2 Temmuz 1993 tarihinde Sivas’ta yaşananlar, Türkiye Cumhuriyeti’nin demokrasi, laiklik ve toplumsal barış ilkeleri açısından bir kırılma anı olarak tarihe geçmiştir. Pir Sultan Abdal Şenlikleri için Sivas’a gelen aydın, sanatçı ve yazarların kaldığı Madımak Oteli’nin kuşatılması ve ardından yakılması, yalnızca bir toplu katliam değil, devletin temel değerleriyle doğrudan çelişen bir toplumsal cinnetin yansımasıdır.

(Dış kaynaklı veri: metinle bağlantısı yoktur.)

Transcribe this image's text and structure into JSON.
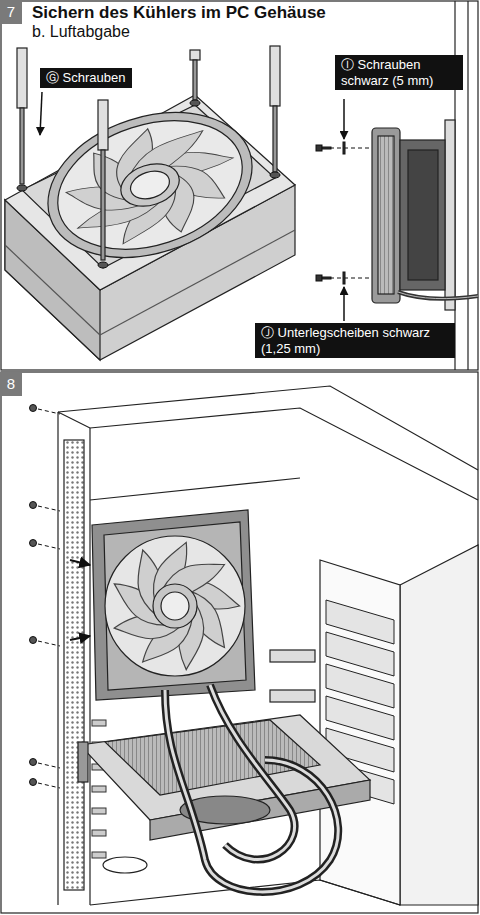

Bu olay, bireysel öfkenin ya da plansız bir linç girişiminin çok ötesindedir. Sivas Katliamı, siyasal ve ideolojik iklimin etkisiyle şekillenen, organize bir nefret eylemidir. Otelin önünde toplanan kalabalığın saatler boyunca “yakın, yakın” sloganları eşliğinde güvenlik güçlerinin gözleri önünde oteli ateşe vermesi, kamu otoritesinin bu vahşeti önlemek konusundaki isteksizliğini ya da acziyetini gözler önüne sermiştir.
Bu bağlamda Madımak, sadece bir otel değil; sistematik ihmallerin, siyasal müsamahanın ve hukuki cezasızlığın sembolü haline gelmiştir. Olayın ardından yürütülen yargı süreci ise, adaletin tesisi açısından toplumun büyük bir kesimi tarafından tatmin edici bulunmamıştır. Özellikle zaman aşımı kararları ve bazı sanıkların affedilmesi ya da yurtdışında korunması, bu katliamın yalnızca bir geçmiş değil, aynı zamanda süregiden bir devlet refleksi sorunu olduğunu göstermektedir.
Türkiye’de siyasi iktidarların bu ve benzeri olaylara yaklaşımı, yalnızca toplumsal hafızayı değil, aynı zamanda gelecekte benzer nefret suçlarının önlenip önlenemeyeceğini de belirler. Ne yazık ki Madımak Katliamı’nda, etkin bir yüzleşmeden ve kamusal bir özürden bugüne dek ısrarla kaçınılmıştır. Oysa demokrasilerde devletin, yurttaşlarını inançlarından, kimliklerinden ya da düşüncelerinden ötürü koruyamaması bir zaaf değil, bir sorumluluktur.
2 Temmuz’un yıldönümünde yapılması gereken yalnızca anmak değil; aynı zamanda sormaktır: Bu topraklarda neden fikirler hâlâ can güvenliğiyle yan yana duramıyor? Neden nefret, örgütlü bir biçimde sokağa dökülebiliyor ve neden hâlâ adalet gecikiyor?
Madımak Oteli’nin bir yüzleşme mekânına, bir utanç müzesine dönüştürülmesi talebi yıllardır dile getirilmekte, fakat karşılık bulmamaktadır. Oysa bu adım, yalnızca sembolik bir jest değil; Türkiye’nin geçmişiyle hesaplaşması için somut bir irade beyanıdır.
2 Temmuz, bir tarihten ibaret değil; devletin ve toplumun vicdan sınavıdır. O gün yanan yalnızca insanlar değil, aynı zamanda hukuk, adalet ve birlikte yaşama iradesiydi. Bu sınav hâlâ geçilmiş değil.